Drug Take-Back Day set in Esky

ESCANABA – Spring cleaning may be underway in many area homes, but when it comes to disposing of unused medications residents need to think twice to prevent drug abuse.

While prescription drugs used responsibly can be effective treatments for many medical issues, the abuse rate in the United States is quite high. According to the Drug Enforcement Administration an estimated 52 million people have used prescription drugs for non-medical reasons in their lifetime. Most of these abused drugs are acquired from family members or friends who may not even know the drugs are missing.

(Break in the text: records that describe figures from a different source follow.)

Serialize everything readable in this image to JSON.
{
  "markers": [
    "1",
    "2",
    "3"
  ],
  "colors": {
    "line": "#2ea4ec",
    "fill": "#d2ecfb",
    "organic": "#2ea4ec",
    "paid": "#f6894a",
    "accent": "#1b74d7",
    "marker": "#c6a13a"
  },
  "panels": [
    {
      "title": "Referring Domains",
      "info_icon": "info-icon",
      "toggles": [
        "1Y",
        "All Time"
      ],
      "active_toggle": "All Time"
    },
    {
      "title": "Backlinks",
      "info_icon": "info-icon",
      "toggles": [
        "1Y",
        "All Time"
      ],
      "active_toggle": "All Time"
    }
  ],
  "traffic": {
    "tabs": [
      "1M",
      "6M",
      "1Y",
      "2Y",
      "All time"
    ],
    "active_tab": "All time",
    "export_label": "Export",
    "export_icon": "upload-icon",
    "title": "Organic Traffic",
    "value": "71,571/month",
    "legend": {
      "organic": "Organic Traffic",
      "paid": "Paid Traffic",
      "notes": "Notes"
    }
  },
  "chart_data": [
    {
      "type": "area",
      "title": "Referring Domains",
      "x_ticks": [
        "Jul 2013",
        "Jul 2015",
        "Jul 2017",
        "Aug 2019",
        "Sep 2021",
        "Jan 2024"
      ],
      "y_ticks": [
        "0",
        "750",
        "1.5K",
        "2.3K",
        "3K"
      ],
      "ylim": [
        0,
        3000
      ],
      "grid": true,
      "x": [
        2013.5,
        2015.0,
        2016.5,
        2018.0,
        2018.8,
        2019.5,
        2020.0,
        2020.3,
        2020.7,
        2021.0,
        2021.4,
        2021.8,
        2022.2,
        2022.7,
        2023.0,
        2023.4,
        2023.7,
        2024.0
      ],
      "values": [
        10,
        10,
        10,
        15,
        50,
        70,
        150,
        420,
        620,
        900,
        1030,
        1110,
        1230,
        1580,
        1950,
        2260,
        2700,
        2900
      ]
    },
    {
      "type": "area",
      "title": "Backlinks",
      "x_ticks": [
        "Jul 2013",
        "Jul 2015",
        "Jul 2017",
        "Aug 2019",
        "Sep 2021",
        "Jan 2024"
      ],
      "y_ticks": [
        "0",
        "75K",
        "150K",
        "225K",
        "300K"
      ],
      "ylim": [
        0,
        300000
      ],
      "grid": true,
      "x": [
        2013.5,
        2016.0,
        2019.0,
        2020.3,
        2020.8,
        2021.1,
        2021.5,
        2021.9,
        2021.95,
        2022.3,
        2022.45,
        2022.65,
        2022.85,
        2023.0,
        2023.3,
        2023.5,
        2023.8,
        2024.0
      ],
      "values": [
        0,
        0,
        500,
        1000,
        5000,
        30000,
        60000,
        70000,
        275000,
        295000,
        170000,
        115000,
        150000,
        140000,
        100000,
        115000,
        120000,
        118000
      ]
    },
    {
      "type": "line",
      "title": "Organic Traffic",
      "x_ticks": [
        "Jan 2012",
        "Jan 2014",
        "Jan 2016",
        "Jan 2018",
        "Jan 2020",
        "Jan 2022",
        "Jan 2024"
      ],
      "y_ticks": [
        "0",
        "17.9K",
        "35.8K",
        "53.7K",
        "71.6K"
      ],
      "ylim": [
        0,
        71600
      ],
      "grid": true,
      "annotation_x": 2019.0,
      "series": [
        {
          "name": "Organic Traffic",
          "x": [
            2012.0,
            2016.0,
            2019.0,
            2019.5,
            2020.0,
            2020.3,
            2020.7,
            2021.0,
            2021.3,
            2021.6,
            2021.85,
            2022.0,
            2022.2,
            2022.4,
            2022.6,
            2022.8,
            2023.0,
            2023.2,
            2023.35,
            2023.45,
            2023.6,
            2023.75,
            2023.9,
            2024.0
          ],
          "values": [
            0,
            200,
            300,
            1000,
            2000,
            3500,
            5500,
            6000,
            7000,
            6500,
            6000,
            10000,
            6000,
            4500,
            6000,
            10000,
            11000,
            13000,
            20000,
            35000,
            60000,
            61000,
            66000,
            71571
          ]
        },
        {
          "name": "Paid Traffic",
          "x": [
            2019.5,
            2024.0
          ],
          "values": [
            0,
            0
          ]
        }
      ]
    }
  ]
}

Because prescription drugs that are not used for medicinal reasons are susceptible to misuse, the DEA has established two National Prescription Drug Take-Back days. The next Take-Back Day is scheduled for April 26 from 10 a.m. to 2 p.m. During the Take-Back, drugs can be dropped off at the First Presbyterian Church in Escanaba.

“While our department appreciates the DEA’s effort in getting the problem of prescription drug abuse brought to the forefront, our professional opinion on the matter is that the two dedicated days per year isn’t enough,” said Escanaba Public Safety Director Ken Vanderlinden in a statement issued on the department’s Facebook page last week.

To further combat the problem of unused prescription drugs Escanaba Public Safety has installed a Med-Return unit in the lobby of the Escanaba Public Safety building located at 1900 3rd Ave N. The unit has a pull-down deposit slot reminiscent of a U.S. Postal Service mailbox.

“Our receptacle is available 24/7, 365 days a year,” Capt. Jamie Segorski told the Daily Press, adding that anyone – including those that are not residents of Escanaba – could drop off their unused medications with no questions asked.

The Med-Return, which was purchased with the assistance of the Community Foundation for Delta County, has been a success for the department. In 2012 Public Safety took in 22 pounds of prescription drugs for disposal. In 2013, the first full year of the receptacle being available to the public, 279 pounds were collected.

“Before then we didn’t have a formalized program,” said Segorski, noting the department did take prescriptions from individuals who brought in unused medications prior to installing the Med-Return.

Medications that are brought to Take-Back Day events or are dropped off in the Med-Return receptacle at Public Safety are given to the DEA for proper disposal. This prevents medications from ending up in the water supply, as frequently happens when medications are flushed down toilets and travel to water treatment plants that are not equipped to remove drug chemicals. It also keeps the drugs out of landfills, which can sometimes leak the drug chemicals into soil or ground water supplies.